CESR – working at the nexus of human rights and social and economic policy – has continued in 2011 to defend rights under threat from austerity measures in countries such as Ireland, Spain and the US. CESR has also begun promoting a framework for human rights-centered economic policy alternatives to enable a more protective, regulatory and redistributive role of the State. This is a key aim, not only to ensuring just and accountable economic processes and outcomes, but also to preventing another global economic crisis through balanced and equally-shared economic wellbeing.

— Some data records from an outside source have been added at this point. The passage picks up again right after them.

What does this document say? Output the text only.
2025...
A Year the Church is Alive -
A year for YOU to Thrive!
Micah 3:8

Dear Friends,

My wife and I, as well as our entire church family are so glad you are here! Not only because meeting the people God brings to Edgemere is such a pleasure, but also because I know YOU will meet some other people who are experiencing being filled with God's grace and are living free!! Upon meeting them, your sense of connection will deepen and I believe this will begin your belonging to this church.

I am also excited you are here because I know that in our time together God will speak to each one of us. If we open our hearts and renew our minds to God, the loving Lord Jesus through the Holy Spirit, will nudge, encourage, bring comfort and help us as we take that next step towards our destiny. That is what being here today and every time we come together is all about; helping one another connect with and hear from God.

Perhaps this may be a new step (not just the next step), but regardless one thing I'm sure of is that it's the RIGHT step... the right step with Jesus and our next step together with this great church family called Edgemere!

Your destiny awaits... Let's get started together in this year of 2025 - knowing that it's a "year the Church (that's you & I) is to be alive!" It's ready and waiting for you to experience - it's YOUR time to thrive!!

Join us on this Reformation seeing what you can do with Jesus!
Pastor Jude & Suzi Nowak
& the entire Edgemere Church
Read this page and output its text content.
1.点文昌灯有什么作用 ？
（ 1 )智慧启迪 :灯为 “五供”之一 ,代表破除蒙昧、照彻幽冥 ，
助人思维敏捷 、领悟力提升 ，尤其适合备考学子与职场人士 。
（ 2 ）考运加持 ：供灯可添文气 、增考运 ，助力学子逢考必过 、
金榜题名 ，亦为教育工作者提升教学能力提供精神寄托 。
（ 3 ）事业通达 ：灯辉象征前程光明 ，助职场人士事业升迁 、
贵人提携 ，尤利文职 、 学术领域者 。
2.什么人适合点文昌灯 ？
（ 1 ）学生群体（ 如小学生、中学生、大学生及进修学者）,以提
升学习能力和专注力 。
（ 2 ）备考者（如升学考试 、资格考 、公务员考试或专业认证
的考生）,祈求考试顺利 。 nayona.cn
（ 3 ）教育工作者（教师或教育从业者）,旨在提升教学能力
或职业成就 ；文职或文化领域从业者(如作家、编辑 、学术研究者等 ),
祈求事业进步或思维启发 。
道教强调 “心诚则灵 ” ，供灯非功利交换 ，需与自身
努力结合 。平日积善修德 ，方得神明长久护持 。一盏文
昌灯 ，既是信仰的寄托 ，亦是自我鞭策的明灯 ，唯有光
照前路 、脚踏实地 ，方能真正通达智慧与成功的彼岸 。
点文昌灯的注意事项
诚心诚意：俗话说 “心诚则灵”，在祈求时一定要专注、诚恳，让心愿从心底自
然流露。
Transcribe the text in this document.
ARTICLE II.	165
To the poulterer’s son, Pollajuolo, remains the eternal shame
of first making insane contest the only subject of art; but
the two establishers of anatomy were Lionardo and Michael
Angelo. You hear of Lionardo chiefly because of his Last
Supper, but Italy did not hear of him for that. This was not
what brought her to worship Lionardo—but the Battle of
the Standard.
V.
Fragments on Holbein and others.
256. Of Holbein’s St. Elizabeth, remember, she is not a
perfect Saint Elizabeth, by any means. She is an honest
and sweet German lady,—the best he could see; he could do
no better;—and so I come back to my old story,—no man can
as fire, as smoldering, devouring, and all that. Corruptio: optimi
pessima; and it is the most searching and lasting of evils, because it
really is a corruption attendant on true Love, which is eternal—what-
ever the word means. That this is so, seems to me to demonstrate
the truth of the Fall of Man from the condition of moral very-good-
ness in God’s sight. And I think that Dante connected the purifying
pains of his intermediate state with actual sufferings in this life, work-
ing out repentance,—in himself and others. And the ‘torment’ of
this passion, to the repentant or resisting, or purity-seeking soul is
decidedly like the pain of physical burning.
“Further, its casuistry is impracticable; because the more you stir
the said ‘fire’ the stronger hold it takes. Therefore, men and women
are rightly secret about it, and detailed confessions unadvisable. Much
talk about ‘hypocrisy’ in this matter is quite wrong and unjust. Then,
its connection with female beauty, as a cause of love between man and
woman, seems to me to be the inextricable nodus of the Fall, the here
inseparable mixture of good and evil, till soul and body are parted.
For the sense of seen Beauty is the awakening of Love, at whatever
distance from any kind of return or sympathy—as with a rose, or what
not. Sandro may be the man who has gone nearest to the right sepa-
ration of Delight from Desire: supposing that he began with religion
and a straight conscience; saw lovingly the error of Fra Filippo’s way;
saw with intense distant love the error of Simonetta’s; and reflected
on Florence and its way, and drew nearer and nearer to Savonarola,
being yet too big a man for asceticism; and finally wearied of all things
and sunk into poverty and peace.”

CESR is determined to expand the horizons of this work in 2012. The inequities highlighted by the transfer of tax revenues (predominantly from those on low- and middle-incomes) towards the wealthy banking sector and more broadly to top income earners over the past 30 years has provoked a resurgence of interest in the implications of taxation for human rights. Participatory, accountable and non-discriminatory economic stimulus measures in times of recession, and demand-led economic models in a more general sense, have also gained traction, throwing into relief the need for more expansive taxation regimes that can be critical in determining a state’s ability to generate and assign resources in ways that fulfill economic and social rights. Taxation is also a key vehicle for redressing social inequalities, and goes to the heart of the accountability bond between a state and its people. CESR is excited to work with its partners in 2012 to bring human rights norms and principles into tax and fiscal policy, exposing how government support for tax havens can lead to collusion in human rights abuses, and calling for just and sustainable sources of financing, such as a global financial transactions tax, to help pay for the human rights costs of the financial crisis.

With the global financial system increasingly vulnerable, CESR also envisions cooperating with our partners to unearth the capacity and knowledge-base of human rights organizations to take their rightful seat in financial regulation debates. With enhanced impact in the design, implementation and monitoring of financial legislation, regulation and practices, human rights advocates can play an essential role in holding economic policy makers to account for their human rights responsibilities, and just as importantly in working to prevent future financial crises and the concomitant implications for economic and social rights globally.